Taskin corrió a su habitación, tiró su mochila al suelo, se cambió en medio minuto, se tragó el sándwich y volvió a preguntar: “Mamá, ¿ya puedo irme?”. Al ver la ansiedad de la pequeña Taskin, su madre se vio obligada a aceptar y dijo: “Vale, cariño; te dejo ir por el día, pero tendrás que volver a casa por la noche. Además, será mejor que te portes bien allí y llamaré a la mamá de Atiqah para preguntarle si te estas portando mal”.

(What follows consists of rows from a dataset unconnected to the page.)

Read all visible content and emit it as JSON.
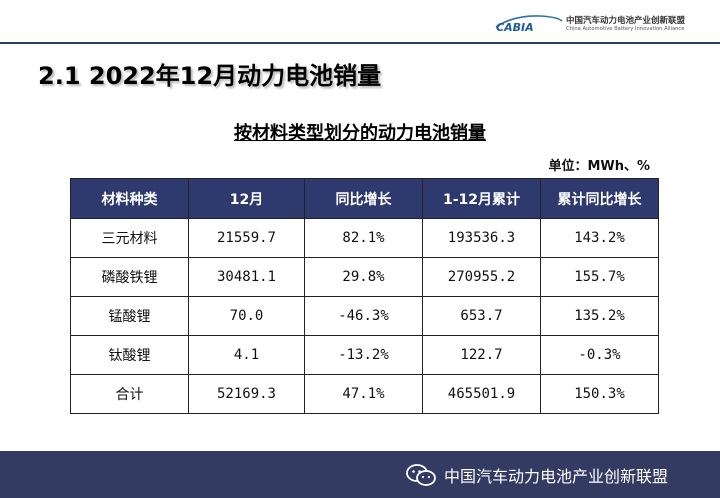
{
  "header": {
    "logo_text": "CABIA",
    "org_cn": "中国汽车动力电池产业创新联盟",
    "org_en": "China Automotive Battery Innovation Alliance"
  },
  "slide_title": "2.1  2022年12月动力电池销量",
  "table_title": "按材料类型划分的动力电池销量",
  "unit": "单位：MWh、%",
  "table": {
    "headers": [
      "材料种类",
      "12月",
      "同比增长",
      "1-12月累计",
      "累计同比增长"
    ],
    "rows": [
      [
        "三元材料",
        "21559.7",
        "82.1%",
        "193536.3",
        "143.2%"
      ],
      [
        "磷酸铁锂",
        "30481.1",
        "29.8%",
        "270955.2",
        "155.7%"
      ],
      [
        "锰酸锂",
        "70.0",
        "-46.3%",
        "653.7",
        "135.2%"
      ],
      [
        "钛酸锂",
        "4.1",
        "-13.2%",
        "122.7",
        "-0.3%"
      ],
      [
        "合计",
        "52169.3",
        "47.1%",
        "465501.9",
        "150.3%"
      ]
    ]
  },
  "footer": {
    "text": "中国汽车动力电池产业创新联盟",
    "icon": "wechat-icon"
  },
  "colors": {
    "header_fill": "#2e3a6e",
    "footer_fill": "#333b62",
    "rule": "#2e3a66"
  }
}
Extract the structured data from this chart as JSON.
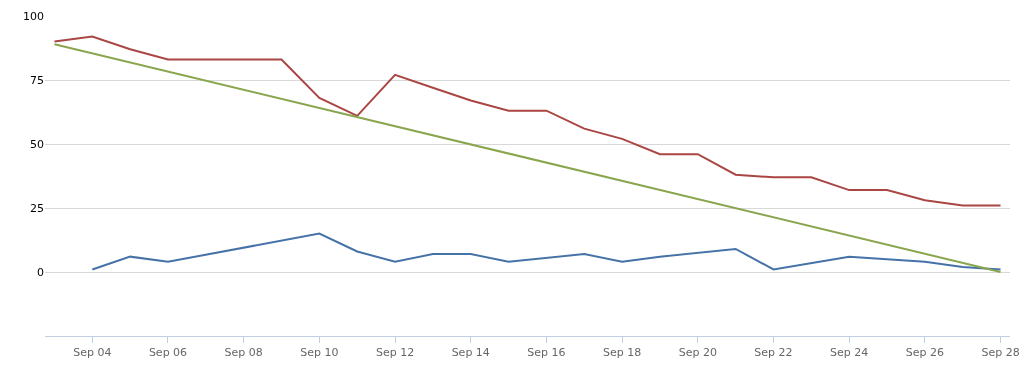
{
  "chart_data": {
    "type": "line",
    "ylim": [
      -25,
      100
    ],
    "yticks": [
      {
        "value": -25,
        "label": null
      },
      0,
      25,
      50,
      75,
      100
    ],
    "grid": "y",
    "marker": "none",
    "xlim": [
      "--09-02T18:00",
      "--09-28T06:00"
    ],
    "xticks": [
      {
        "value": "--09-04",
        "label": "Sep 04"
      },
      {
        "value": "--09-06",
        "label": "Sep 06"
      },
      {
        "value": "--09-08",
        "label": "Sep 08"
      },
      {
        "value": "--09-10",
        "label": "Sep 10"
      },
      {
        "value": "--09-12",
        "label": "Sep 12"
      },
      {
        "value": "--09-14",
        "label": "Sep 14"
      },
      {
        "value": "--09-16",
        "label": "Sep 16"
      },
      {
        "value": "--09-18",
        "label": "Sep 18"
      },
      {
        "value": "--09-20",
        "label": "Sep 20"
      },
      {
        "value": "--09-22",
        "label": "Sep 22"
      },
      {
        "value": "--09-24",
        "label": "Sep 24"
      },
      {
        "value": "--09-26",
        "label": "Sep 26"
      },
      {
        "value": "--09-28",
        "label": "Sep 28"
      }
    ],
    "series": [
      {
        "color": "#aa4643",
        "x": [
          "--09-03",
          "--09-04",
          "--09-05",
          "--09-06",
          "--09-07",
          "--09-08",
          "--09-09",
          "--09-10",
          "--09-11",
          "--09-12",
          "--09-13",
          "--09-14",
          "--09-15",
          "--09-16",
          "--09-17",
          "--09-18",
          "--09-19",
          "--09-20",
          "--09-21",
          "--09-22",
          "--09-23",
          "--09-24",
          "--09-25",
          "--09-26",
          "--09-27",
          "--09-28"
        ],
        "values": [
          90,
          92,
          87,
          83,
          83,
          83,
          83,
          68,
          61,
          77,
          72,
          67,
          63,
          63,
          56,
          52,
          46,
          46,
          38,
          37,
          37,
          32,
          32,
          28,
          26,
          26
        ]
      },
      {
        "color": "#4572a7",
        "x": [
          "--09-04",
          "--09-05",
          "--09-06",
          "--09-10",
          "--09-11",
          "--09-12",
          "--09-13",
          "--09-14",
          "--09-15",
          "--09-17",
          "--09-18",
          "--09-19",
          "--09-21",
          "--09-22",
          "--09-24",
          "--09-26",
          "--09-27",
          "--09-28"
        ],
        "values": [
          1,
          6,
          4,
          15,
          8,
          4,
          7,
          7,
          4,
          7,
          4,
          6,
          9,
          1,
          6,
          4,
          2,
          1
        ]
      },
      {
        "color": "#89a54e",
        "x": [
          "--09-03",
          "--09-28"
        ],
        "values": [
          89,
          0
        ]
      }
    ]
  }
}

¿Qué diría una persona sensata de esta madre? ¿La llamaría cruel, opresiva y dura? ¡No! Más bien, diría que es una madre muy inteligente, madura y cariñosa. No se deja llevar ante cualquier exigencia de su hija, sino que se preocupa por su futuro a largo plazo, pues comprende el desastroso resultado de darle a su «pequeña angel» completa libertad.
De igual manera, nuestro Amoroso y Sabio Al’lah Ta‘ala nos permite tomarnos un descanso, «relajarnos y desconectarnos», pero dentro de ciertos límites, pues Él sabe lo que más nos conviene. Por eso, insistirá en que regresemos a «casa» cinco veces al día y en todo momento comprobará si nos comportamos «bien».
Por lo tanto, debemos disfrutar de nuestras vacaciones divirtiéndonos «sanamente». De lo contrario, podríamos arruinar todo nuestro Dunya y Ajirah en una sola vacación.